Six heures du soir,19 germinal, an II. Une jeune femme, Elisabeth Coste, est décapitée, ainsi que trois autres accusés, à Montpellier, sur la place du Peyrou, devenue place de la Révolution. Leur crime? Avoir fait cuire des galettes, pourtant plus économiques et nourrissantes que le pain, qui manque cruellement.
Ce roman de
Véronique Chouraqui "
D'un rouge incomparable" doit son titre au rouge écarlate dont seuls les teinturiers de la rue de la Draperie Rouge de Montpellier avaient le secret, couleur obtenue par la graine de cochenille, petit fruit poussant sur les chênes kermès, dans la garrigue. Mais ce rouge n'est-il pas, aussi, celui du sang que fait couler la guillotine, d'abord à Paris, puis en province?
Un récit riche, et propre à satisfaire un très large public.
Il plaira à ceux qui aiment les tendres et courageuses figures féminines, à ceux qui cherchent de belles histoires d'amour, car, au fil des pages, s'entrecroisent et se déroulent non seulement l'aventure d'Elisabeth et de Joseph, dont l'amour n'a pu se réaliser à cause des barrières sociales, mais aussi celle de la petite Flore, victime du cynique Azéma, celle de Catherine, la jeune servante, ardente, avide de s'instruire et de voir évoluer la condition des femmes, et bien d'autres...
Il plaira à ceux qui cherchent action, suspense et rebondissements: l'époque y est, hélas, propice.

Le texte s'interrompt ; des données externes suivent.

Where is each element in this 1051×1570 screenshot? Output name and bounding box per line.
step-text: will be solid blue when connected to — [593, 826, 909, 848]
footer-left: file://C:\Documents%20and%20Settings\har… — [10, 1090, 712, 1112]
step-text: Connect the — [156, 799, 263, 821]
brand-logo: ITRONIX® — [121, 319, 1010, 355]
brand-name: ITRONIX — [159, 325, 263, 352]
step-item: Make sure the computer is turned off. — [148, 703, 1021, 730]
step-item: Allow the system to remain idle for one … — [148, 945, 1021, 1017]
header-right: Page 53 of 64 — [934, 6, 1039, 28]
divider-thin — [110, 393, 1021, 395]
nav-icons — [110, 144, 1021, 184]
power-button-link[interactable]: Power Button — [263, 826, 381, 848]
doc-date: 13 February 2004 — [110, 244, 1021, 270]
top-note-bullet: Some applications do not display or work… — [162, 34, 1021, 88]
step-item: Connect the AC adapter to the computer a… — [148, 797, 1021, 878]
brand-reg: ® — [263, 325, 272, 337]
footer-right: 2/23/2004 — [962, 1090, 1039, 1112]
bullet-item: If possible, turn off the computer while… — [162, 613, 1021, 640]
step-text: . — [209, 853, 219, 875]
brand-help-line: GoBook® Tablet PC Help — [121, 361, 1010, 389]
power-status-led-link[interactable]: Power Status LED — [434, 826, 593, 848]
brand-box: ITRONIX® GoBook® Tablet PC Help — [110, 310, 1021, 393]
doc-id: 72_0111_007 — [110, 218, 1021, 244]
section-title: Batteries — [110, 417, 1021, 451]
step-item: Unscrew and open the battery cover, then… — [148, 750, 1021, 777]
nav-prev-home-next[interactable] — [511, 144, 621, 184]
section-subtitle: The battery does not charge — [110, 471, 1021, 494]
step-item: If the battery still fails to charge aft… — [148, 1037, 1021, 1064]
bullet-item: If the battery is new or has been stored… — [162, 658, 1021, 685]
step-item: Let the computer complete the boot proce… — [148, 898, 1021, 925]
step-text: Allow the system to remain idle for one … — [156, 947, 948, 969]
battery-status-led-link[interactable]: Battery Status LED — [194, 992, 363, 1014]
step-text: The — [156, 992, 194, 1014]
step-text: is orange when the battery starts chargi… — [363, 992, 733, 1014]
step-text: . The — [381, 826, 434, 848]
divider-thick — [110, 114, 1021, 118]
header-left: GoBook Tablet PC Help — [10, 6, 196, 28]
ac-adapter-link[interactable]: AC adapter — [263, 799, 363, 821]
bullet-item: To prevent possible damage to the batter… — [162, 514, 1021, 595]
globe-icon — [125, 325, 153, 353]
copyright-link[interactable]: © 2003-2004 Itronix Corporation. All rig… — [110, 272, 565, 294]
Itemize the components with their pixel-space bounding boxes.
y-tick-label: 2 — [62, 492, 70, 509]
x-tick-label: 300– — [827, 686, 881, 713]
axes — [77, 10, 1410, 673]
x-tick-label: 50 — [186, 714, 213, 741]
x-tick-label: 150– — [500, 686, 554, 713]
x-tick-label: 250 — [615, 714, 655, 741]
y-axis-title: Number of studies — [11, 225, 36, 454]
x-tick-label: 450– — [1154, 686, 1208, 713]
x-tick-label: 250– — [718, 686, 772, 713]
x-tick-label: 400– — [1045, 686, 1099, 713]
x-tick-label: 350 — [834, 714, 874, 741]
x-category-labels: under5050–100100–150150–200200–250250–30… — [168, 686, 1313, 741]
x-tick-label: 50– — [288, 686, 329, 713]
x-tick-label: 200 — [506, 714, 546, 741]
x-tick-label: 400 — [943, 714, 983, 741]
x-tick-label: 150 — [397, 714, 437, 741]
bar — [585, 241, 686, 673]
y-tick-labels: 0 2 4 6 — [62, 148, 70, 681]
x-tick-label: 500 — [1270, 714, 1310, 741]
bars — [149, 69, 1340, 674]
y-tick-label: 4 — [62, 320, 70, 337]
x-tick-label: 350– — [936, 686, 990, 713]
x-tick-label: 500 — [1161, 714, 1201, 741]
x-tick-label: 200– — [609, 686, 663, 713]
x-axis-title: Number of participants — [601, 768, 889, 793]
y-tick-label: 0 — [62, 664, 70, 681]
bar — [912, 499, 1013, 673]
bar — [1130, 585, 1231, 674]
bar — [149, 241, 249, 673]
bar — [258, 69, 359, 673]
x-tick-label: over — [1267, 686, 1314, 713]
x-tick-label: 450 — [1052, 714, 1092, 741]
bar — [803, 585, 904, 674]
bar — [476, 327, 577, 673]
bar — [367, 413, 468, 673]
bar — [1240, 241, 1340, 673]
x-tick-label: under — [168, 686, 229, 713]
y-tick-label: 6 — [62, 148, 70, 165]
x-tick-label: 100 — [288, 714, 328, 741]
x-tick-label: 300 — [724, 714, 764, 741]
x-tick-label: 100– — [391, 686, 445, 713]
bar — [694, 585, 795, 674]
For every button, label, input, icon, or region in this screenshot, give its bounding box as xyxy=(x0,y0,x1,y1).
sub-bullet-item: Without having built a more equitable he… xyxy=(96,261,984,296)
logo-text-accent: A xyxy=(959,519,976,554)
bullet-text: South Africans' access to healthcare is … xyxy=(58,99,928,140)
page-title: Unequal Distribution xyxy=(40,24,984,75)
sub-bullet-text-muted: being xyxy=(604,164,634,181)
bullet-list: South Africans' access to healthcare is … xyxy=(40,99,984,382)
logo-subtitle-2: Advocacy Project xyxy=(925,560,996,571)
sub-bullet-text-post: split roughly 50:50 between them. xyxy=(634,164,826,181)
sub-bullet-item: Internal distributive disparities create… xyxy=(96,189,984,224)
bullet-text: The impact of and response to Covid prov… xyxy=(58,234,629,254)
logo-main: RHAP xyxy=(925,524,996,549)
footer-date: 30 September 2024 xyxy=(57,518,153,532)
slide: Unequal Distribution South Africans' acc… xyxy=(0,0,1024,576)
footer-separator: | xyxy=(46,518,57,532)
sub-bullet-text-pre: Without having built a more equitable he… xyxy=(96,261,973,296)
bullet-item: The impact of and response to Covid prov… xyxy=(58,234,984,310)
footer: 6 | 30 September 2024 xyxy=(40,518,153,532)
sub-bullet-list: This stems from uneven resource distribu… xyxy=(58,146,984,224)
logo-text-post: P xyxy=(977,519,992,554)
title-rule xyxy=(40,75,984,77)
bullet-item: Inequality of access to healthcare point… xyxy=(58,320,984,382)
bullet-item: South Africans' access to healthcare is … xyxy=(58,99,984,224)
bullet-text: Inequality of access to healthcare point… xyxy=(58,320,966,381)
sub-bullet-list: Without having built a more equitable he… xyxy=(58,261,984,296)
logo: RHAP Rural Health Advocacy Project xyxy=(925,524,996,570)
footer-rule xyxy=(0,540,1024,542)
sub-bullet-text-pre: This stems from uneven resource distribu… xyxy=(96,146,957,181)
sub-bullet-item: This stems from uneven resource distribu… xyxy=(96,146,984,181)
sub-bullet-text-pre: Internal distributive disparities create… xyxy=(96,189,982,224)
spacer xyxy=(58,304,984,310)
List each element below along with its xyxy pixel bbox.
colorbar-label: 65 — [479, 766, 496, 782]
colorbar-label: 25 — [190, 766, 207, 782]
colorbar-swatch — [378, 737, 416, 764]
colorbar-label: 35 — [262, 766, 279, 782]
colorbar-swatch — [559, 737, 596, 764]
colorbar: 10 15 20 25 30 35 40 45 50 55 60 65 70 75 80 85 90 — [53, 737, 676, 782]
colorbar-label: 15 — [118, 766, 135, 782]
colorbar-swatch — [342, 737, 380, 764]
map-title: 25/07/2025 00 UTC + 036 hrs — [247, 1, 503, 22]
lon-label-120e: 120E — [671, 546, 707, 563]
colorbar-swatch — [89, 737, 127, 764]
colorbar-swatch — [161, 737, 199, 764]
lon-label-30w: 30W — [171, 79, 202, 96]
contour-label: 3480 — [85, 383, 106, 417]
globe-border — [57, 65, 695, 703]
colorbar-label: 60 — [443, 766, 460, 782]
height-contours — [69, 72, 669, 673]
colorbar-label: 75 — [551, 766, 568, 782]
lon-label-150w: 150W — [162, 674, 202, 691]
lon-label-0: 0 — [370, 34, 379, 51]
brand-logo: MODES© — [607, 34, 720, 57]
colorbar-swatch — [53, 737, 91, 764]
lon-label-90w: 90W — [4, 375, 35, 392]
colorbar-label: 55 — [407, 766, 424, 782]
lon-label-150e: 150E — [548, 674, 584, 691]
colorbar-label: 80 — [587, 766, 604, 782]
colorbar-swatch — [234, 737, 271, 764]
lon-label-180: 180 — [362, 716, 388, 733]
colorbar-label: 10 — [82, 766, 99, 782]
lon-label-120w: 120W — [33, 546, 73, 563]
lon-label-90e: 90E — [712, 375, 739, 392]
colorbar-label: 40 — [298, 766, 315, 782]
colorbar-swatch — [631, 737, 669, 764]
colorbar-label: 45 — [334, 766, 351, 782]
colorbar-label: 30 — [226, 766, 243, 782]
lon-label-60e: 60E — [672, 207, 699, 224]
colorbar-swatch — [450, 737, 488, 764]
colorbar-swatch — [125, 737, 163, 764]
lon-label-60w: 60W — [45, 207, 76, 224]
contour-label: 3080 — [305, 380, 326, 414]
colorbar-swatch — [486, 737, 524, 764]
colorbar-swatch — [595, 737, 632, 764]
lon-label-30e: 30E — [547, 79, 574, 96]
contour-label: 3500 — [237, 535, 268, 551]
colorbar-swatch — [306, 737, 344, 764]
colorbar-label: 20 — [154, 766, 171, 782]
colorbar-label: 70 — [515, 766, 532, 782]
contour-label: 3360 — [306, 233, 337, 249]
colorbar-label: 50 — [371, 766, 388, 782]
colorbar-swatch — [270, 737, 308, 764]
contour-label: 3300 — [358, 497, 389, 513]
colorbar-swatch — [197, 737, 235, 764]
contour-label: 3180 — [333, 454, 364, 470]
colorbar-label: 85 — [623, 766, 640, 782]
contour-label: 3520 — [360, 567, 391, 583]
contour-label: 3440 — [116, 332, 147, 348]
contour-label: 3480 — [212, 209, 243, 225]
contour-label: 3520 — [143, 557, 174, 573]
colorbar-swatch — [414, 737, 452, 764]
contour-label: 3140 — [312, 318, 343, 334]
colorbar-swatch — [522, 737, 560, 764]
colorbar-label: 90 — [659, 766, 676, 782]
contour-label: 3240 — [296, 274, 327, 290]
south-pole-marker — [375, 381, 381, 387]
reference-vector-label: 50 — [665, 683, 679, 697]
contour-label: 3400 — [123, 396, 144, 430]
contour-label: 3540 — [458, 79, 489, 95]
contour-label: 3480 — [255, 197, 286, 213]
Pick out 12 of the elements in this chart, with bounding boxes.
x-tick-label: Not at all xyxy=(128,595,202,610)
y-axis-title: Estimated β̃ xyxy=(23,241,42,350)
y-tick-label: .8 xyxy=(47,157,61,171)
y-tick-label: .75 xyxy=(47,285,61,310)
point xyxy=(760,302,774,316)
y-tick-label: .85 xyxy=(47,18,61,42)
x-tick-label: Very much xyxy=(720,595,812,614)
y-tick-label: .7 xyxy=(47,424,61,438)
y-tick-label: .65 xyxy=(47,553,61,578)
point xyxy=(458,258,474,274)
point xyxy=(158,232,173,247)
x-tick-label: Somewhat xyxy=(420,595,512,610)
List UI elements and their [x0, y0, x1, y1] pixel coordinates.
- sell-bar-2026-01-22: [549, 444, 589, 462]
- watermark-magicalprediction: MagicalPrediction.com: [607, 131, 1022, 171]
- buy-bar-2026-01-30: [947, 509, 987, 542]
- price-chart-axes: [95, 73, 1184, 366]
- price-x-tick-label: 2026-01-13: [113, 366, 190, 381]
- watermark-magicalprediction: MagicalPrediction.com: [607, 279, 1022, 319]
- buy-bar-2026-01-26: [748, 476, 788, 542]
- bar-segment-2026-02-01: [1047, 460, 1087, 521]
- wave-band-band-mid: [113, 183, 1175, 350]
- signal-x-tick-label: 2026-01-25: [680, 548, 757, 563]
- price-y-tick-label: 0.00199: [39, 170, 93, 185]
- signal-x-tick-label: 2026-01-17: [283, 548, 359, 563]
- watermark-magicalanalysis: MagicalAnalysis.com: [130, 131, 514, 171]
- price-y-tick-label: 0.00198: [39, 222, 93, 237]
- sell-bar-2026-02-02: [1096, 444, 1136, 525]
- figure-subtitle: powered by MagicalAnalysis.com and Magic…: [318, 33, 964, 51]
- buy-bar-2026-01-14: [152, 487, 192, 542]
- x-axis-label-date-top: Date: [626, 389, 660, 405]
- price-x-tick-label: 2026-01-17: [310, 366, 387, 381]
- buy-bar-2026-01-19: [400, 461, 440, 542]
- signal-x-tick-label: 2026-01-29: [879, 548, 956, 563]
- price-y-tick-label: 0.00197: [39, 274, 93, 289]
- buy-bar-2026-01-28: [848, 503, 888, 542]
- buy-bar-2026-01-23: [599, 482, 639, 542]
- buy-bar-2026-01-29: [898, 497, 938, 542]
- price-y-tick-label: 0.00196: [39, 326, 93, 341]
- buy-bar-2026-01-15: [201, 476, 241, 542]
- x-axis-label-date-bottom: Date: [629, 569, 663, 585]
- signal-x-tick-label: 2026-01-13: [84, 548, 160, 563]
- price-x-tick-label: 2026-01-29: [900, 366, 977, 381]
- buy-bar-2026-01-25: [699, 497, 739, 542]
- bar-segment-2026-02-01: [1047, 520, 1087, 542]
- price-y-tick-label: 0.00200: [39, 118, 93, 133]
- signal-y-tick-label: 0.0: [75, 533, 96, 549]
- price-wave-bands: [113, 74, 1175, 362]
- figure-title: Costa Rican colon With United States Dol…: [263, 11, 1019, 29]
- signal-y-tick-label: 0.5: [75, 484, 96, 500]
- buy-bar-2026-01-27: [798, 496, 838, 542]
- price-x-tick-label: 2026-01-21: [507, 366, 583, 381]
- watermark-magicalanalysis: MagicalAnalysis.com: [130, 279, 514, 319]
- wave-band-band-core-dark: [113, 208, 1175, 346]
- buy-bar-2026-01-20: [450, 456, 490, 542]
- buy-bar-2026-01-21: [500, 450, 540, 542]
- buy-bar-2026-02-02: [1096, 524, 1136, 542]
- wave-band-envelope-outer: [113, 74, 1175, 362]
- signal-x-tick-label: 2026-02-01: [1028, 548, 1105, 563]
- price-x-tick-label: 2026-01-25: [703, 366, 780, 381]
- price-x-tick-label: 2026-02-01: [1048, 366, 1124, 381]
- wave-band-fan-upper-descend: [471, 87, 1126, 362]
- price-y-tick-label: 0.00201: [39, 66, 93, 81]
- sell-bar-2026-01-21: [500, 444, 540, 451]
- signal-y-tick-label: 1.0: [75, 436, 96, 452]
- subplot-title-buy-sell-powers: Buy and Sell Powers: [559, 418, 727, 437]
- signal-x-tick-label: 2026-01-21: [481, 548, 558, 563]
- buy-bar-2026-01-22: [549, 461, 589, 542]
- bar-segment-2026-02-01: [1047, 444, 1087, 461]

Il plaira à ceux qui s'intéressent à l'histoire locale. Comme les événements s'étendent sur plusieurs années, on se trouve d'abord dans un Montpellier relativement calme, qui n'a même pas les outils permettant de faire fonctionner la guillotine. Puis, la répression se fait de plus en plus féroce, les prêtres réfractaires sont déportés ou doivent s'enfuir, leurs familles sont inquiétées. On apprend l'écrasement sanglant du camp contre-révolutionnaire de Jalès, en Ardèche. Bientôt les Espagnols sont aux portes de la ville, Montpellier est en état de détresse et de famine, le Jardin des Plantes est saccagé, les manuscrits, livres et gravures de la bibliothèque brûlés, le théâtre devient la sinistre scène de parodies de jugements, dont l'issue sanglante est déjà décidée. En arrière- fond, on entend le bruit et la fureur de la capitale, on apprend la mort sur l'échafaud d'Olympe de Gouges, les exécutions, les règlements de compte sous couvert de patriotisme.
Et c'est là le plus grand intérêt de l'ouvrage, le terrible tableau de ces années noires, où employer par hasard le mot "royaume" est de la provocation, où des ascensions spectaculaires se font au prix des pires infamies, où les dénonciations sont quotidiennes, où les juges ne sont que des pantins sinistres soumis au pouvoir, tandis que ceux qui, comme Joseph Durand, croyaient à la Révolution voient leurs idéaux bafoués.
Le style de
Véronique Chouraqui est aisé, le ton varié, la documentation - il s'agit d'un fait réel - extrêmement solide. On regrette néanmoins que l'instruction de l'affaire des galettes et le procès, malgré l'intérêt qu'ils présentent, traînent un peu en longueur...Mais on ne peut que féliciter les Editions TDO et l'auteur pour cet ouvrage riche, prenant et accessible à tous les lecteurs, et je ne peux que remercier Babelio et Masse Critique pour m'avoir permis de le connaître.